TTP: Taking A Pick-Axe To Nine American Presidents

A vein of resources lies buried in the past. With my pick-axe in hand, I mined for answers to a particular question:

What does the past say about POTUS 45, Donald J. Trump, winning re-election as president in 2020?

I explored the stories of nine American presidents. Each of them sought re-election to a second consecutive term in the White House. Each won their party’s nomination but lost on Election Day. (I list the nine at the end of this brief essay.)

My findings are below in the form of a six-item checklist. I offer it to you in making your own predictions about 2020. Such a checklist has worth and value, crafted as it is from the passage of time and the actual living of life.

The findings of my research are as follows:

  1. Unity or disunity. The most important characteristic across the nine presidents is the state of unity or disunity. Each president who lost re-election had already lost something important—namely, the ability to unify the president’s political party. A condition of disunity kills, or very nearly kills, a president’s chances at re-election. Disunity may be expressed differently, whether in the Cabinet, in Congress, in various public settings. The dominant role of unity/disunity as the top factor in failure was one of the biggest surprises in my research. You can’t overstate the role of unity/disunity.
  2. Loss of energy and momentum. Less clear but no less vital, the decline in momentum and energy in a president’s re-election campaign is another sign of potential failure at the voting booths. Enthusiasm is scant, the feeling of forward motion is gone. This is a feeling or general sense, I’ll freely admit. Nonetheless, it will be palatable. You will notice it, especially in comparison to the opponent’s campaign.
  1. Crisis defies resolution. A crisis is both at hand and not resolved. This was one of the most interesting findings. I’m referring to the nature of the crises for the nine presidents. An economic crisis wasn’t common to the nine; indeed, only three suffered from economic problems. Similarly, war wasn’t a problem at all; none had a shooting war on their hands. The topic of crisis didn’t really matter. Instead, the key point about crisis was its composition—it had to have two factors: long in time and deep in substance (like a throbbing pain that won’t go away); OR short in time and acute in substance (like a stab wound that produces large amounts of blood). One or the other of these types of crises, when linked to other items on this list, raised major obstacles to successful re-election.
  1. A leadership trait. The president who failed at re-election was haunted by a particular leadership trait. The trait is longstanding and defining. This trait, while a strength in some situations, was also a weakness in others and had proven so over the course of the president’s life. But as events carried the re-election date closer, the sitting president displayed this trait as a weakness over and over again. The negative effects built up.
  1. A rival repeated. The sitting president had defeated a particular rival in winning a first term in the White House. Later on, though, that rival reappeared in some form, sometimes again as an opposing candidate or sometimes as the image or symbol embraced by the actual opponent. The rival’s repetition takes on the shape of a dramatic clash evolving over time. It may also have roots in a greater clash of national trends, forces, and issues beyond politics and government. The successful opponent had already appeared quite a while ago to the each of the nine presidents.
  2. The mid-term is a gateway. The off-year congressional elections act as a gateway, opening a potential path toward the outcome in the forthcoming presidential election. The political parties of nearly all nine presidents suffered losses in the mid-term election preceding the re-election campaign. The range of losses is so wide among the nine, however, that it’s best to view the mid-terms as not determinative. That’s why I termed it as a gateway—a loss to the president’s political party in the mid-terms is a first step through the open gate. Many other steps are required, as for example, with party unity/disunity, a leadership trait, and so on. The mid-terms are one weight and one weight only; other factors will press down harder on the sitting president. When the sitting president’s party loses in the mid-terms, the gate unlocks. Further steps, like those on this list, must then be taken.
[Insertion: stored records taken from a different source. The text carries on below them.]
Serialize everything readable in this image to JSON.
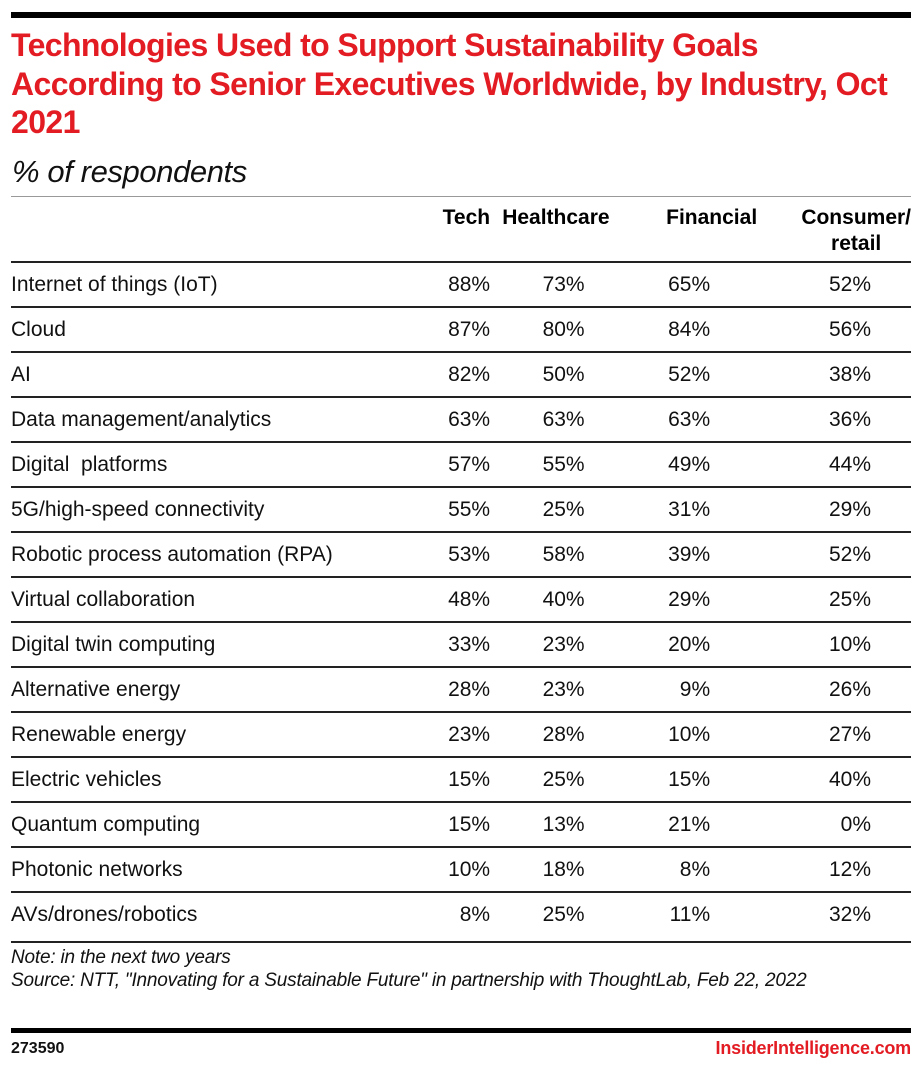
{
  "chart_data": {
    "type": "table",
    "title": "Technologies Used to Support Sustainability Goals According to Senior Executives Worldwide, by Industry, Oct 2021",
    "subtitle": "% of respondents",
    "columns": [
      "Tech",
      "Healthcare",
      "Financial",
      "Consumer/\nretail"
    ],
    "column_lines": [
      [
        "Tech"
      ],
      [
        "Healthcare"
      ],
      [
        "Financial"
      ],
      [
        "Consumer/",
        "retail"
      ]
    ],
    "unit": "%",
    "rows": [
      {
        "label": "Internet of things (IoT)",
        "values": [
          88,
          73,
          65,
          52
        ],
        "display": [
          "88%",
          "73%",
          "65%",
          "52%"
        ]
      },
      {
        "label": "Cloud",
        "values": [
          87,
          80,
          84,
          56
        ],
        "display": [
          "87%",
          "80%",
          "84%",
          "56%"
        ]
      },
      {
        "label": "AI",
        "values": [
          82,
          50,
          52,
          38
        ],
        "display": [
          "82%",
          "50%",
          "52%",
          "38%"
        ]
      },
      {
        "label": "Data management/analytics",
        "values": [
          63,
          63,
          63,
          36
        ],
        "display": [
          "63%",
          "63%",
          "63%",
          "36%"
        ]
      },
      {
        "label": "Digital  platforms",
        "values": [
          57,
          55,
          49,
          44
        ],
        "display": [
          "57%",
          "55%",
          "49%",
          "44%"
        ]
      },
      {
        "label": "5G/high-speed connectivity",
        "values": [
          55,
          25,
          31,
          29
        ],
        "display": [
          "55%",
          "25%",
          "31%",
          "29%"
        ]
      },
      {
        "label": "Robotic process automation (RPA)",
        "values": [
          53,
          58,
          39,
          52
        ],
        "display": [
          "53%",
          "58%",
          "39%",
          "52%"
        ]
      },
      {
        "label": "Virtual collaboration",
        "values": [
          48,
          40,
          29,
          25
        ],
        "display": [
          "48%",
          "40%",
          "29%",
          "25%"
        ]
      },
      {
        "label": "Digital twin computing",
        "values": [
          33,
          23,
          20,
          10
        ],
        "display": [
          "33%",
          "23%",
          "20%",
          "10%"
        ]
      },
      {
        "label": "Alternative energy",
        "values": [
          28,
          23,
          9,
          26
        ],
        "display": [
          "28%",
          "23%",
          "9%",
          "26%"
        ]
      },
      {
        "label": "Renewable energy",
        "values": [
          23,
          28,
          10,
          27
        ],
        "display": [
          "23%",
          "28%",
          "10%",
          "27%"
        ]
      },
      {
        "label": "Electric vehicles",
        "values": [
          15,
          25,
          15,
          40
        ],
        "display": [
          "15%",
          "25%",
          "15%",
          "40%"
        ]
      },
      {
        "label": "Quantum computing",
        "values": [
          15,
          13,
          21,
          0
        ],
        "display": [
          "15%",
          "13%",
          "21%",
          "0%"
        ]
      },
      {
        "label": "Photonic networks",
        "values": [
          10,
          18,
          8,
          12
        ],
        "display": [
          "10%",
          "18%",
          "8%",
          "12%"
        ]
      },
      {
        "label": "AVs/drones/robotics",
        "values": [
          8,
          25,
          11,
          32
        ],
        "display": [
          "8%",
          "25%",
          "11%",
          "32%"
        ]
      }
    ]
  },
  "header": {
    "title": "Technologies Used to Support Sustainability Goals According to Senior Executives Worldwide, by Industry, Oct 2021",
    "subtitle": "% of respondents"
  },
  "footer": {
    "note": "Note: in the next two years",
    "source": "Source: NTT, \"Innovating for a Sustainable Future\" in partnership with ThoughtLab, Feb 22, 2022",
    "chart_id": "273590",
    "brand": "InsiderIntelligence.com"
  },
  "colors": {
    "brand_red": "#e31c23",
    "text": "#111111",
    "rule": "#222222"
  }
}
I promised to give you the list of nine presidents who won re-nomination but failed at re-election. They are: John Adams, John Quincy Adams, Martin Van Buren, Grover Cleveland, Benjamin Harrison, William Taft, Herbert Hoover, Jimmy Carter, and George H.W. Bush.

Before you go, consider a few things more. First, when you look at the start of three centuries for the Presidency (19th, 20th, and 21st centuries) we are overdue for the appearance of a one-term president. We’re the deepest into a century without a one-termer. Second, only twice in presidential history have we had a trio of consecutive two-term presidencies; the first trio’s streak (Jefferson, Madison, Monroe) was broken by a one-term presidency. Will that be true for the second trio of Clinton, Bush, and Obama? And third, I suggest that the period of time that looks most like our own in innovation, demography, immigration, economy, racial tensions, international relations, and so on is the late 19th and early 20th centuries (1880-1920). That was also the period with the greatest concentration of one-term presidencies of any kind. A kind of historical pressure may be heating up.